A Andenne comme ailleurs les finances communales souffrent depuis quelques années et pour plusieurs raisons. "Nos recettes stagnent alors que les dépenses explosent", se plaint Claude Eerdekens. "Il y a eu la réforme des polices ou des zones de secours qui pèsent sur les communes. L’exclusion des chômeurs de longue durée qui retombent sur les CPAS, à Andenne cela fait 400 mille euros en plus par an depuis 2016". Sans oublier les réformes fiscales fédérales ou régionales qui, selon Claude Eerdekens ne sont vraiment pas favorables aux communes. À tout cela se rajoutent les difficultés de ces derniers mois, liées au Covid, aux inondations, ou à la guerre en Ukraine… "Les prix des matières premières ou de l’énergie explosent et l’indexation des salaires de la ville et du CPAS a atteint 11% en un an ! Si on ne fait rien, les quelques millions que la ville a en réserve vont fondre en deux ou trois ans".
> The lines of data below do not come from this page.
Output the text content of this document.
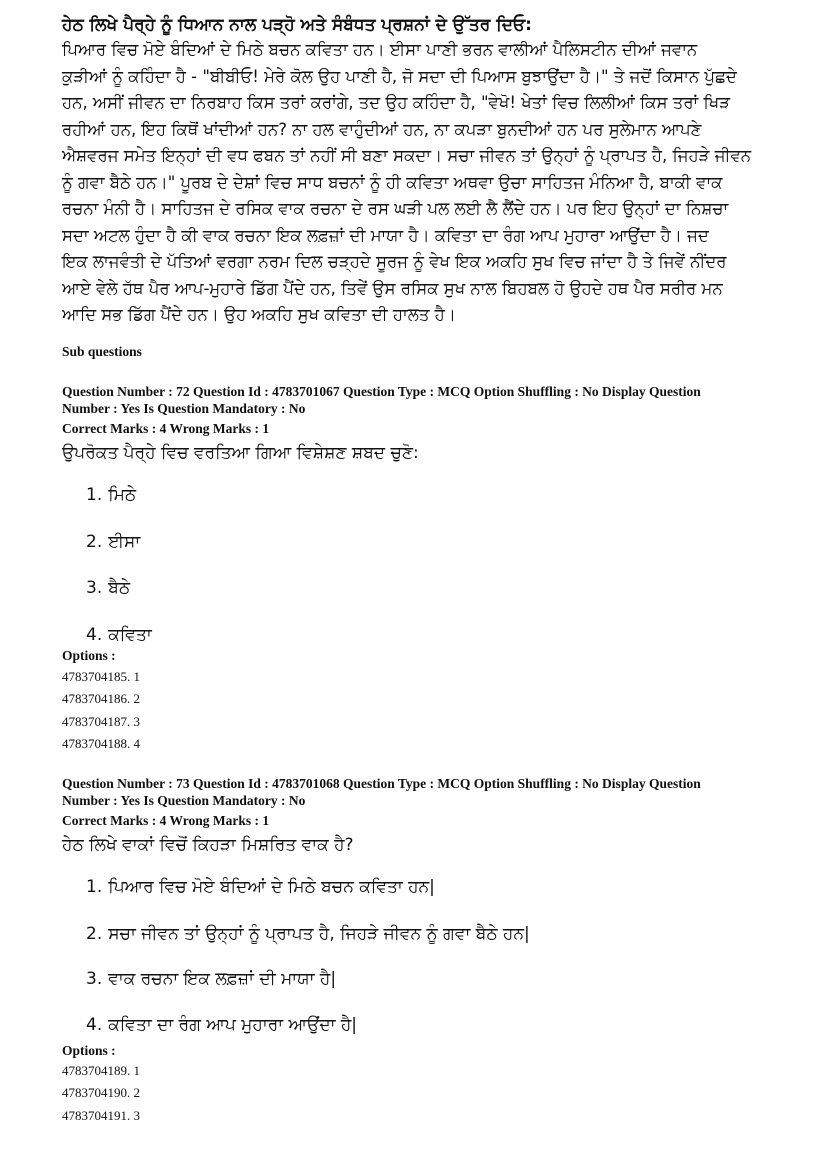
ਹੇਠ ਲਿਖੇ ਪੈਰ੍ਹੇ ਨੂੰ ਧਿਆਨ ਨਾਲ ਪੜ੍ਹੋ ਅਤੇ ਸੰਬੰਧਤ ਪ੍ਰਸ਼ਨਾਂ ਦੇ ਉੱਤਰ ਦਿਓ:
ਪਿਆਰ ਵਿਚ ਮੋਏ ਬੰਦਿਆਂ ਦੇ ਮਿਠੇ ਬਚਨ ਕਵਿਤਾ ਹਨ। ਈਸਾ ਪਾਣੀ ਭਰਨ ਵਾਲੀਆਂ ਪੈਲਿਸਟੀਨ ਦੀਆਂ ਜਵਾਨ
ਕੁੜੀਆਂ ਨੂੰ ਕਹਿੰਦਾ ਹੈ - "ਬੀਬੀਓ! ਮੇਰੇ ਕੋਲ ਉਹ ਪਾਣੀ ਹੈ, ਜੋ ਸਦਾ ਦੀ ਪਿਆਸ ਬੁਝਾਉਂਦਾ ਹੈ।" ਤੇ ਜਦੋਂ ਕਿਸਾਨ ਪੁੱਛਦੇ
ਹਨ, ਅਸੀਂ ਜੀਵਨ ਦਾ ਨਿਰਬਾਹ ਕਿਸ ਤਰਾਂ ਕਰਾਂਗੇ, ਤਦ ਉਹ ਕਹਿੰਦਾ ਹੈ, "ਵੇਖੋ! ਖੇਤਾਂ ਵਿਚ ਲਿਲੀਆਂ ਕਿਸ ਤਰਾਂ ਖਿੜ
ਰਹੀਆਂ ਹਨ, ਇਹ ਕਿਥੋਂ ਖਾਂਦੀਆਂ ਹਨ? ਨਾ ਹਲ ਵਾਹੁੰਦੀਆਂ ਹਨ, ਨਾ ਕਪੜਾ ਬੁਨਦੀਆਂ ਹਨ ਪਰ ਸੁਲੇਮਾਨ ਆਪਣੇ
ਐਸ਼ਵਰਜ ਸਮੇਤ ਇਨ੍ਹਾਂ ਦੀ ਵਧ ਫਬਨ ਤਾਂ ਨਹੀਂ ਸੀ ਬਣਾ ਸਕਦਾ। ਸਚਾ ਜੀਵਨ ਤਾਂ ਉਨ੍ਹਾਂ ਨੂੰ ਪ੍ਰਾਪਤ ਹੈ, ਜਿਹੜੇ ਜੀਵਨ
ਨੂੰ ਗਵਾ ਬੈਠੇ ਹਨ।" ਪੂਰਬ ਦੇ ਦੇਸ਼ਾਂ ਵਿਚ ਸਾਧ ਬਚਨਾਂ ਨੂੰ ਹੀ ਕਵਿਤਾ ਅਥਵਾ ਉਚਾ ਸਾਹਿਤਜ ਮੰਨਿਆ ਹੈ, ਬਾਕੀ ਵਾਕ
ਰਚਨਾ ਮੰਨੀ ਹੈ। ਸਾਹਿਤਜ ਦੇ ਰਸਿਕ ਵਾਕ ਰਚਨਾ ਦੇ ਰਸ ਘੜੀ ਪਲ ਲਈ ਲੈ ਲੈਂਦੇ ਹਨ। ਪਰ ਇਹ ਉਨ੍ਹਾਂ ਦਾ ਨਿਸ਼ਚਾ
ਸਦਾ ਅਟਲ ਹੁੰਦਾ ਹੈ ਕੀ ਵਾਕ ਰਚਨਾ ਇਕ ਲਫ਼ਜ਼ਾਂ ਦੀ ਮਾਯਾ ਹੈ। ਕਵਿਤਾ ਦਾ ਰੰਗ ਆਪ ਮੁਹਾਰਾ ਆਉਂਦਾ ਹੈ। ਜਦ
ਇਕ ਲਾਜਵੰਤੀ ਦੇ ਪੱਤਿਆਂ ਵਰਗਾ ਨਰਮ ਦਿਲ ਚੜ੍ਹਦੇ ਸੂਰਜ ਨੂੰ ਵੇਖ ਇਕ ਅਕਹਿ ਸੁਖ ਵਿਚ ਜਾਂਦਾ ਹੈ ਤੇ ਜਿਵੇਂ ਨੀਂਦਰ
ਆਏ ਵੇਲੇ ਹੱਥ ਪੈਰ ਆਪ-ਮੁਹਾਰੇ ਡਿੱਗ ਪੈਂਦੇ ਹਨ, ਤਿਵੇਂ ਉਸ ਰਸਿਕ ਸੁਖ ਨਾਲ ਬਿਹਬਲ ਹੋ ਉਹਦੇ ਹਥ ਪੈਰ ਸਰੀਰ ਮਨ
ਆਦਿ ਸਭ ਡਿੱਗ ਪੈਂਦੇ ਹਨ। ਉਹ ਅਕਹਿ ਸੁਖ ਕਵਿਤਾ ਦੀ ਹਾਲਤ ਹੈ।
Sub questions
Question Number : 72 Question Id : 4783701067 Question Type : MCQ Option Shuffling : No Display Question
Number : Yes Is Question Mandatory : No
Correct Marks : 4 Wrong Marks : 1
ਉਪਰੋਕਤ ਪੈਰ੍ਹੇ ਵਿਚ ਵਰਤਿਆ ਗਿਆ ਵਿਸ਼ੇਸ਼ਣ ਸ਼ਬਦ ਚੁਣੋ:
1. ਮਿਠੇ
2. ਈਸਾ
3. ਬੈਠੇ
4. ਕਵਿਤਾ
Options :
4783704185. 1
4783704186. 2
4783704187. 3
4783704188. 4
Question Number : 73 Question Id : 4783701068 Question Type : MCQ Option Shuffling : No Display Question
Number : Yes Is Question Mandatory : No
Correct Marks : 4 Wrong Marks : 1
ਹੇਠ ਲਿਖੇ ਵਾਕਾਂ ਵਿਚੋਂ ਕਿਹੜਾ ਮਿਸ਼ਰਿਤ ਵਾਕ ਹੈ?
1. ਪਿਆਰ ਵਿਚ ਮੋਏ ਬੰਦਿਆਂ ਦੇ ਮਿਠੇ ਬਚਨ ਕਵਿਤਾ ਹਨ|
2. ਸਚਾ ਜੀਵਨ ਤਾਂ ਉਨ੍ਹਾਂ ਨੂੰ ਪ੍ਰਾਪਤ ਹੈ, ਜਿਹੜੇ ਜੀਵਨ ਨੂੰ ਗਵਾ ਬੈਠੇ ਹਨ|
3. ਵਾਕ ਰਚਨਾ ਇਕ ਲਫ਼ਜ਼ਾਂ ਦੀ ਮਾਯਾ ਹੈ|
4. ਕਵਿਤਾ ਦਾ ਰੰਗ ਆਪ ਮੁਹਾਰਾ ਆਉਂਦਾ ਹੈ|
Options :
4783704189. 1
4783704190. 2
4783704191. 3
Des économies en contrepartie

En contrepartie de l’argent reçu par le plan Oxygène, la ville d’Andenne va devoir, à partir de 2023, soumettre son budget à la surveillance du CRAC, le centre régional d’aide aux communes et mettre en place des mesures d’économie. Cela passera par une réduction du personnel communal. "On parle de 9 équivalents temps plein sur les 400 de la ville", précise Claude Eerdekens. Cela se fera par le non-remplacement de certains départs sur les cinq prochaines années. La ville envisage de rassembler et réorganiser certaines implantations scolaires dans les villages et de concentrer la garderie du mercredi après-midi sur 3 sites. L’école industrielle et commerciale d’Andenne devrait être absorbée par la Province ou la Fédération Wallonie Bruxelles. Autre changement, fiscal celui-là, explique le bourgmestre : "Le précompte immobilier sera légèrement revu à la hausse ce qui nous permettra de toucher 250 mille euros par an du fond des communes".

Des mesures imbuvables pour l’opposition

Ce sont justement ces mesures d’économies qui sont montrées du doigt par le groupe AD&N dans l’opposition à Andenne. "Le jeu n’en vaut pas la chandelle ! Parce que les mesures auront un impact important sur les services à la population et les services communaux", explique Etienne Sermon, le chef de file, qui pointe notamment l’augmentation du précompte, alors que, selon AD&N, la fiscalité Andennaise est déjà bien plus élevée que la moyenne Wallonne. D’autres taxes seront créées… "Comme sur les éoliennes, alors que nous vivons une période où il faudrait plutôt soutenir les énergies alternatives". Le groupe AD&N préconise plutôt une meilleure maîtrise des dépenses liées au développement territorial et estime que ce plan Oxygène n’est peut-être qu’un prétexte pour la majorité pour faire passer des décisions politiquement imbuvables.